Es improbable que ocurra, porque incluso cuando carecía de toda personalidad jurídica, la Obra Pía lograba perseguir en juicio a los inquilinos morosos y hasta vendió un inmueble, a mediados de los últimos años ochenta, al Senado italiano. Pero la posibilidad teórica de que Italia, por motivos territoriales, o la Iglesia, por un eventual incumplimiento de sus fines canónicos, reivindiquen el patrimonio de los Establecimientos Españoles en Roma está siempre abierta.
Queda, además, la cuestión de cómo debe ser administrada. ¿Haciendo un uso simplemente comercial de sus bienes, o aplicándolo a las pías voluntades de los testadores como dice el Código Canónico? ¿Con una gestión comercial agresiva, o moviéndose en una fase baja del mercado, como corresponde a una entidad no especulativa? ¿Apostando por el mejor postor, o por el inquilino que ofrezca más confianza de cara al pago de la renta y a la conservación del patrimonio?
Falta criterio y sobra discrecionalidad del embajador, que puede o no ser razonable. Sucesivos inquilinos del Palacio Monaldeschi, la prestigiosa sede de la Embajada de España ante la Santa Sede, han informado discretamente al ministerio de estos problemas y han propuesto soluciones. Hasta aquí, Exteriores prefirió la vía del oscurantismo. El último en rebelarse contra la situación ha sido José Julio López Jacoíste, y ello puede costarle el final de su carrera, a los 68 años.

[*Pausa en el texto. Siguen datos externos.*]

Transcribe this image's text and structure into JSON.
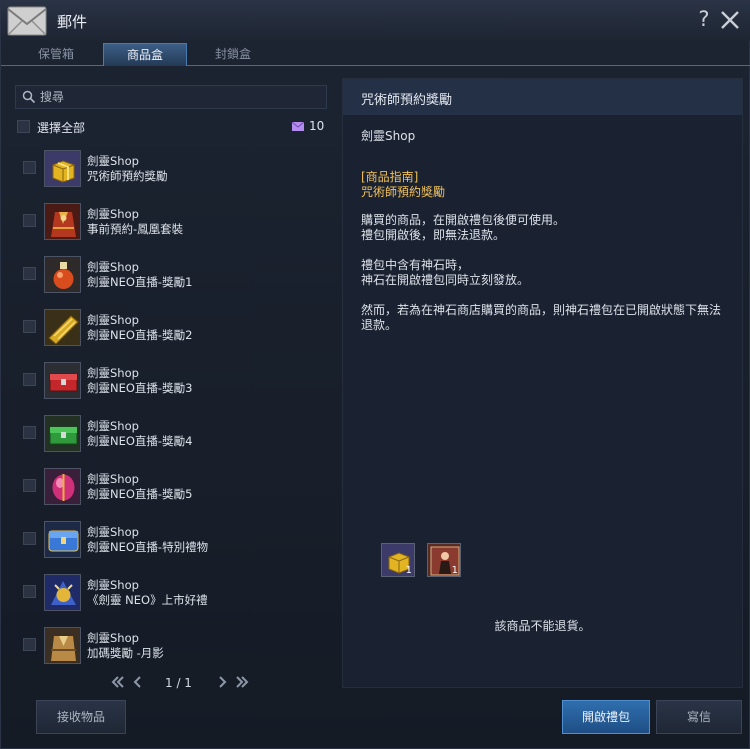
{
  "window": {
    "title": "郵件"
  },
  "tabs": [
    {
      "label": "保管箱",
      "active": false
    },
    {
      "label": "商品盒",
      "active": true
    },
    {
      "label": "封鎖盒",
      "active": false
    }
  ],
  "search": {
    "placeholder": "搜尋"
  },
  "select_all": {
    "label": "選擇全部",
    "mail_count": "10"
  },
  "items": [
    {
      "sender": "劍靈Shop",
      "subject": "咒術師預約獎勵",
      "icon": "gold-gift-box-icon"
    },
    {
      "sender": "劍靈Shop",
      "subject": "事前預約-鳳凰套裝",
      "icon": "phoenix-outfit-icon"
    },
    {
      "sender": "劍靈Shop",
      "subject": "劍靈NEO直播-獎勵1",
      "icon": "red-potion-icon"
    },
    {
      "sender": "劍靈Shop",
      "subject": "劍靈NEO直播-獎勵2",
      "icon": "gold-ticket-bundle-icon"
    },
    {
      "sender": "劍靈Shop",
      "subject": "劍靈NEO直播-獎勵3",
      "icon": "red-chest-icon"
    },
    {
      "sender": "劍靈Shop",
      "subject": "劍靈NEO直播-獎勵4",
      "icon": "green-chest-icon"
    },
    {
      "sender": "劍靈Shop",
      "subject": "劍靈NEO直播-獎勵5",
      "icon": "pink-gem-icon"
    },
    {
      "sender": "劍靈Shop",
      "subject": "劍靈NEO直播-特別禮物",
      "icon": "blue-chest-icon"
    },
    {
      "sender": "劍靈Shop",
      "subject": "《劍靈 NEO》上市好禮",
      "icon": "neo-gift-icon"
    },
    {
      "sender": "劍靈Shop",
      "subject": "加碼獎勵 -月影",
      "icon": "moonshadow-outfit-icon"
    }
  ],
  "pager": {
    "page": "1 / 1"
  },
  "detail": {
    "title": "咒術師預約獎勵",
    "sender": "劍靈Shop",
    "guide_heading": "[商品指南]",
    "guide_name": "咒術師預約獎勵",
    "body": [
      "購買的商品，在開啟禮包後便可使用。",
      "禮包開啟後，即無法退款。",
      "禮包中含有神石時，",
      "神石在開啟禮包同時立刻發放。",
      "然而，若為在神石商店購買的商品，則神石禮包在已開啟狀態下無法",
      "退款。"
    ],
    "attachments": [
      {
        "icon": "gold-gift-box-icon",
        "qty": "1"
      },
      {
        "icon": "character-portrait-icon",
        "qty": "1"
      }
    ],
    "note": "該商品不能退貨。"
  },
  "buttons": {
    "receive": "接收物品",
    "open_package": "開啟禮包",
    "write": "寫信"
  },
  "colors": {
    "accent": "#2f6fae",
    "guide_text": "#f1c15a",
    "mail_icon": "#b48cf0"
  }
}
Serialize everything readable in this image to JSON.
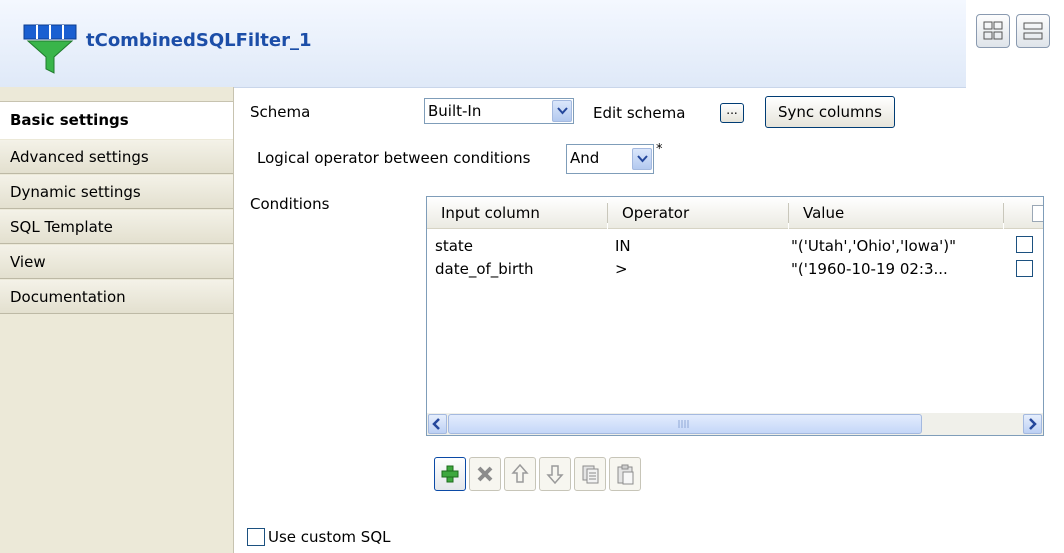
{
  "header": {
    "title": "tCombinedSQLFilter_1"
  },
  "sidebar": {
    "tabs": [
      {
        "label": "Basic settings",
        "active": true
      },
      {
        "label": "Advanced settings",
        "active": false
      },
      {
        "label": "Dynamic settings",
        "active": false
      },
      {
        "label": "SQL Template",
        "active": false
      },
      {
        "label": "View",
        "active": false
      },
      {
        "label": "Documentation",
        "active": false
      }
    ]
  },
  "form": {
    "schema_label": "Schema",
    "schema_value": "Built-In",
    "edit_schema_label": "Edit schema",
    "edit_schema_button": "...",
    "sync_columns_button": "Sync columns",
    "logical_operator_label": "Logical operator between conditions",
    "logical_operator_value": "And",
    "required_marker": "*",
    "conditions_label": "Conditions",
    "use_custom_sql_label": "Use custom SQL"
  },
  "conditions_table": {
    "columns": [
      "Input column",
      "Operator",
      "Value"
    ],
    "rows": [
      {
        "input_column": "state",
        "operator": "IN",
        "value": "\"('Utah','Ohio','Iowa')\""
      },
      {
        "input_column": "date_of_birth",
        "operator": ">",
        "value": "\"('1960-10-19 02:3..."
      }
    ]
  },
  "toolbar": {
    "icons": [
      "add-icon",
      "delete-icon",
      "move-up-icon",
      "move-down-icon",
      "copy-icon",
      "paste-icon"
    ]
  },
  "colors": {
    "title": "#1c4ea8",
    "accent": "#7f9db9"
  }
}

Pero el incidente ha servido para algo. La subsecretaria de Exteriores, María Victoria Morera, confirmó ayer a este diario que próximamente viajará a Roma para interesarse por la situación de la Obra Pía. El ministerio ha contratado, además, a Antonio González Olabarría, un abogado del Estado jubilado, para que elabore un amplio informe en el que se afronte, en primer lugar, la solución más conveniente del problema de la personalidad jurídica. A partir de ahí, se abordará la redefinición de los objetivos de la Obra para adaptarlos a los tiempos modernos, y se fijarán pautas de gestión que regulen la actuación del embajador de turno.
La subsecretaria de Exteriores aspira a sentarse en la junta de la Obra Pía de Roma, como se sienta en la Obra Pía de los Santos Lugares de Jerusalén, que tiene todos sus problemas resueltos.